It's time to dig deep in our archives again and this time I'm focusing on the most popular article from Terrae Incognitae: Journal of the Society for the History of Discoveries.
|John Smith’s 1612 Map of Virginia|
'The Importance of Native American Maps in the Discovery and Exploration of North America' by Louis De Vorsey emphasizes the importance of, yet lack of attention paid to, the mapping traditions of the Native Americans encountered by European explorers and settlers. It introduces readers to various methods for representing spatial understanding used by North American natives, many of which were vital to European exploration and later mapping of North America.

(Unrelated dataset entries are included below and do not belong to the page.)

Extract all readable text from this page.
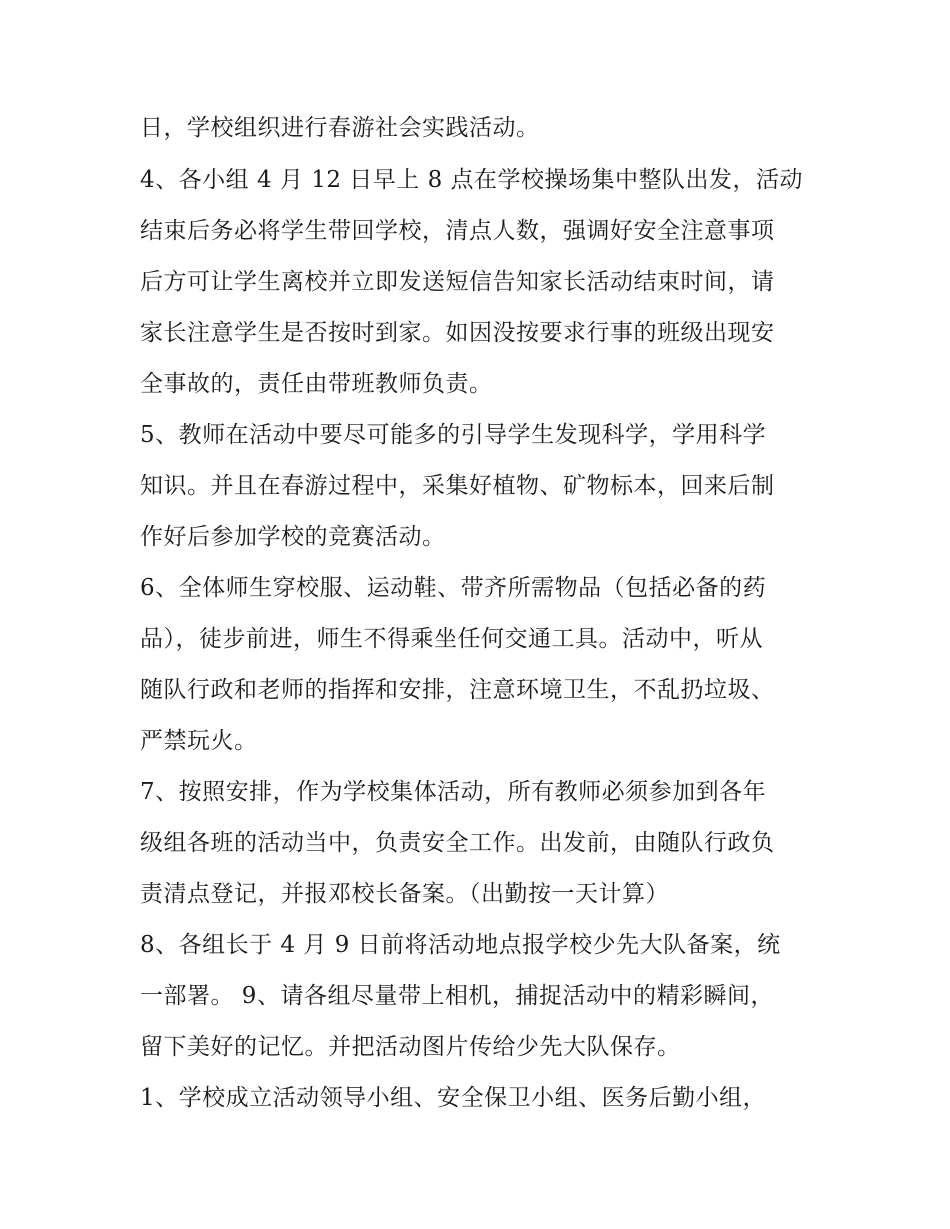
日，学校组织进行春游社会实践活动。
4、各小组 4 月 12 日早上 8 点在学校操场集中整队出发，活动
结束后务必将学生带回学校，清点人数，强调好安全注意事项
后方可让学生离校并立即发送短信告知家长活动结束时间，请
家长注意学生是否按时到家。如因没按要求行事的班级出现安
全事故的，责任由带班教师负责。
5、教师在活动中要尽可能多的引导学生发现科学，学用科学
知识。并且在春游过程中，采集好植物、矿物标本，回来后制
作好后参加学校的竞赛活动。
6、全体师生穿校服、运动鞋、带齐所需物品（包括必备的药
品），徒步前进，师生不得乘坐任何交通工具。活动中，听从
随队行政和老师的指挥和安排，注意环境卫生，不乱扔垃圾、
严禁玩火。
7、按照安排，作为学校集体活动，所有教师必须参加到各年
级组各班的活动当中，负责安全工作。出发前，由随队行政负
责清点登记，并报邓校长备案。（出勤按一天计算）
8、各组长于 4 月 9 日前将活动地点报学校少先大队备案，统
一部署。 9、请各组尽量带上相机，捕捉活动中的精彩瞬间，
留下美好的记忆。并把活动图片传给少先大队保存。
1、学校成立活动领导小组、安全保卫小组、医务后勤小组，
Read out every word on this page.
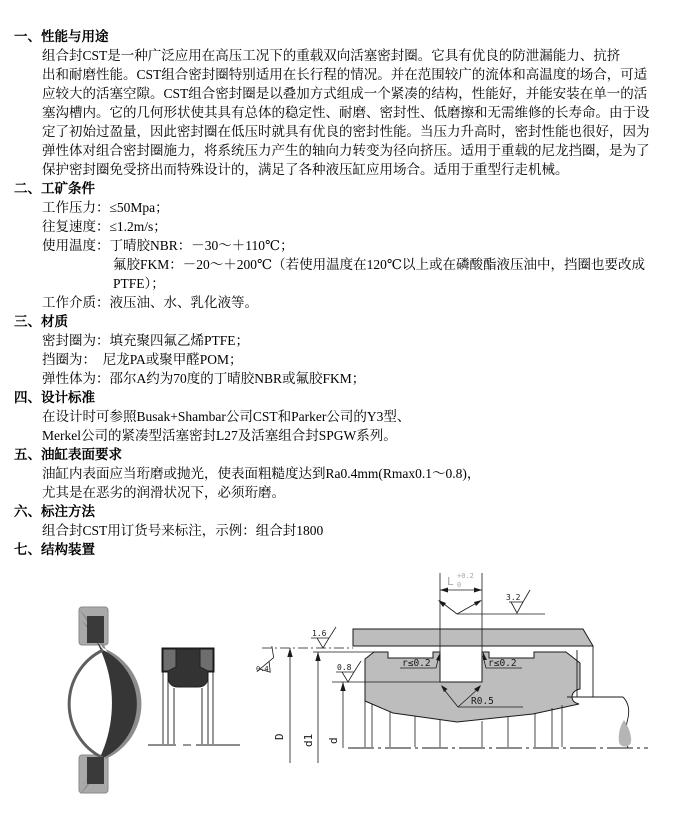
一、性能与用途
组合封CST是一种广泛应用在高压工况下的重载双向活塞密封圈。它具有优良的防泄漏能力、抗挤
出和耐磨性能。CST组合密封圈特别适用在长行程的情况。并在范围较广的流体和高温度的场合，可适
应较大的活塞空隙。CST组合密封圈是以叠加方式组成一个紧凑的结构，性能好，并能安装在单一的活
塞沟槽内。它的几何形状使其具有总体的稳定性、耐磨、密封性、低磨擦和无需维修的长寿命。由于设
定了初始过盈量，因此密封圈在低压时就具有优良的密封性能。当压力升高时，密封性能也很好，因为
弹性体对组合密封圈施力，将系统压力产生的轴向力转变为径向挤压。适用于重载的尼龙挡圈，是为了
保护密封圈免受挤出而特殊设计的，满足了各种液压缸应用场合。适用于重型行走机械。
二、工矿条件
工作压力：≤50Mpa；
往复速度：≤1.2m/s；
使用温度：丁晴胶NBR：－30～＋110℃；
氟胶FKM：－20～＋200℃（若使用温度在120℃以上或在磷酸酯液压油中，挡圈也要改成PTFE）；
工作介质：液压油、水、乳化液等。
三、材质
密封圈为：填充聚四氟乙烯PTFE；
挡圈为：　尼龙PA或聚甲醛POM；
弹性体为：邵尔A约为70度的丁晴胶NBR或氟胶FKM；
四、设计标准
在设计时可参照Busak+Shambar公司CST和Parker公司的Y3型、
Merkel公司的紧凑型活塞密封L27及活塞组合封SPGW系列。
五、油缸表面要求
油缸内表面应当珩磨或抛光，使表面粗糙度达到Ra0.4mm(Rmax0.1～0.8)，
尤其是在恶劣的润滑状况下，必须珩磨。
六、标注方法
组合封CST用订货号来标注，示例：组合封1800
七、结构装置
L +0.2
0
D d1 d
3.2
1.6
0.8
0.4	r≤0.2	r≤0.2
R0.5
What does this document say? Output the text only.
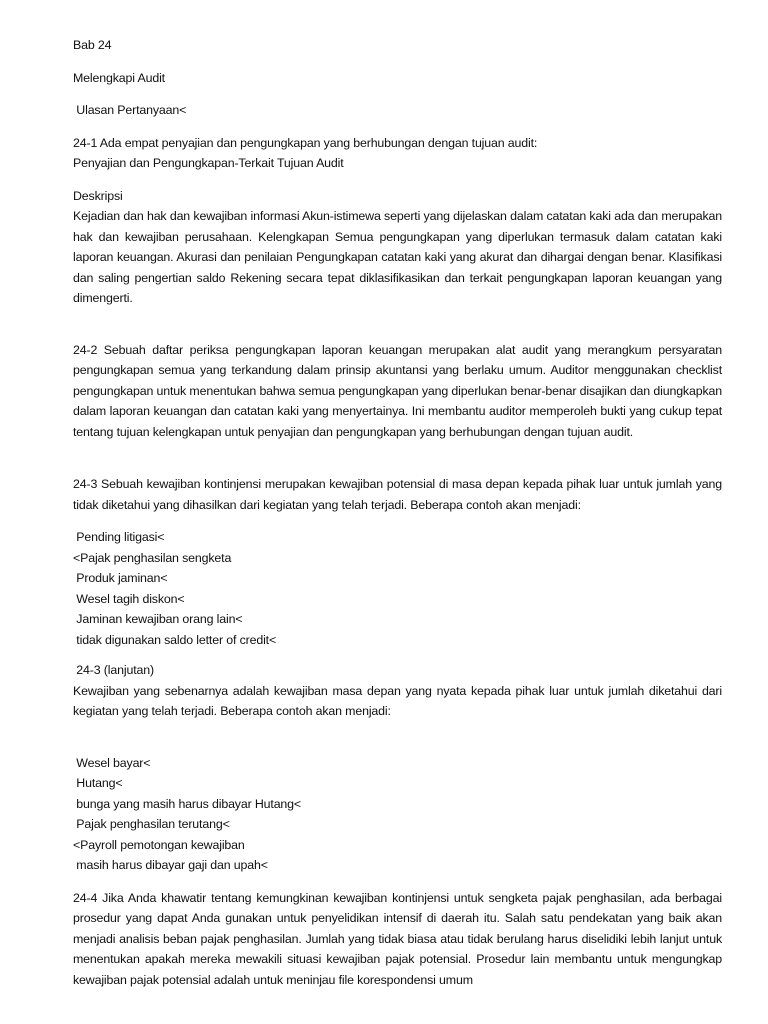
Bab 24

Melengkapi Audit

Ulasan Pertanyaan<

24-1 Ada empat penyajian dan pengungkapan yang berhubungan dengan tujuan audit:

Penyajian dan Pengungkapan-Terkait Tujuan Audit

Deskripsi

Kejadian dan hak dan kewajiban informasi Akun-istimewa seperti yang dijelaskan dalam catatan kaki ada dan merupakan hak dan kewajiban perusahaan. Kelengkapan Semua pengungkapan yang diperlukan termasuk dalam catatan kaki laporan keuangan. Akurasi dan penilaian Pengungkapan catatan kaki yang akurat dan dihargai dengan benar. Klasifikasi dan saling pengertian saldo Rekening secara tepat diklasifikasikan dan terkait pengungkapan laporan keuangan yang dimengerti.

24-2 Sebuah daftar periksa pengungkapan laporan keuangan merupakan alat audit yang merangkum persyaratan pengungkapan semua yang terkandung dalam prinsip akuntansi yang berlaku umum. Auditor menggunakan checklist pengungkapan untuk menentukan bahwa semua pengungkapan yang diperlukan benar-benar disajikan dan diungkapkan dalam laporan keuangan dan catatan kaki yang menyertainya. Ini membantu auditor memperoleh bukti yang cukup tepat tentang tujuan kelengkapan untuk penyajian dan pengungkapan yang berhubungan dengan tujuan audit.

24-3 Sebuah kewajiban kontinjensi merupakan kewajiban potensial di masa depan kepada pihak luar untuk jumlah yang tidak diketahui yang dihasilkan dari kegiatan yang telah terjadi. Beberapa contoh akan menjadi:

Pending litigasi<

<Pajak penghasilan sengketa

Produk jaminan<

Wesel tagih diskon<

Jaminan kewajiban orang lain<

tidak digunakan saldo letter of credit<

24-3 (lanjutan)

Kewajiban yang sebenarnya adalah kewajiban masa depan yang nyata kepada pihak luar untuk jumlah diketahui dari kegiatan yang telah terjadi. Beberapa contoh akan menjadi:

Wesel bayar<

Hutang<

bunga yang masih harus dibayar Hutang<

Pajak penghasilan terutang<

<Payroll pemotongan kewajiban

masih harus dibayar gaji dan upah<

24-4 Jika Anda khawatir tentang kemungkinan kewajiban kontinjensi untuk sengketa pajak penghasilan, ada berbagai prosedur yang dapat Anda gunakan untuk penyelidikan intensif di daerah itu. Salah satu pendekatan yang baik akan menjadi analisis beban pajak penghasilan. Jumlah yang tidak biasa atau tidak berulang harus diselidiki lebih lanjut untuk menentukan apakah mereka mewakili situasi kewajiban pajak potensial. Prosedur lain membantu untuk mengungkap kewajiban pajak potensial adalah untuk meninjau file korespondensi umum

The article begins with the following introduction:
"The story of Native American maps begins with Christopher Columbus in 1492. Upon his first landfall in the Bahamas, the admiral was impressed by the dugout canoes paddled by the first “Indians” he met. He described them as being “fashioned like a long boat from the trunk of a tree . . . and wonderfully made . . . some being so big that in some came 40 or 50 men, and others smaller, down to some in which but a single man came.” Columbus lost no time in taking captive some of the awe-struck natives to serve as guides. In Columbus’ words, they “made signs to me that there were so many other islands that they could not be counted, and they called by their names more than a hundred [islands].” While there is no mention of Native American maps in his account of his progress through the Bahamas to Cuba and Hispaniola, it is certain that Columbus relied on captured native pilots for his safe passage."
|De Soto. Mapa del Golfo y costa de la Nueva España, c. 1544|
"It was an amazing fact of synchronicity that both the southwest and the southeast of North America were first explored by Europeans at the same historical moment. That moment came in 1539–1540, when Hernando de Soto and Francisco Vasquez de Coronado led large, well-equipped companies into land now embraced by the United States. Both expeditions were dependent on Indian guides and informants, some of whom were capable and, as we will see, challenging cartographers."
The article concludes by quoting Dr Patricia Galloway:
"Indian maps and geographic information were so important a factor in the European development of knowledge of the American continent that it is impossible to gain an adequate idea of the process without taking them into account."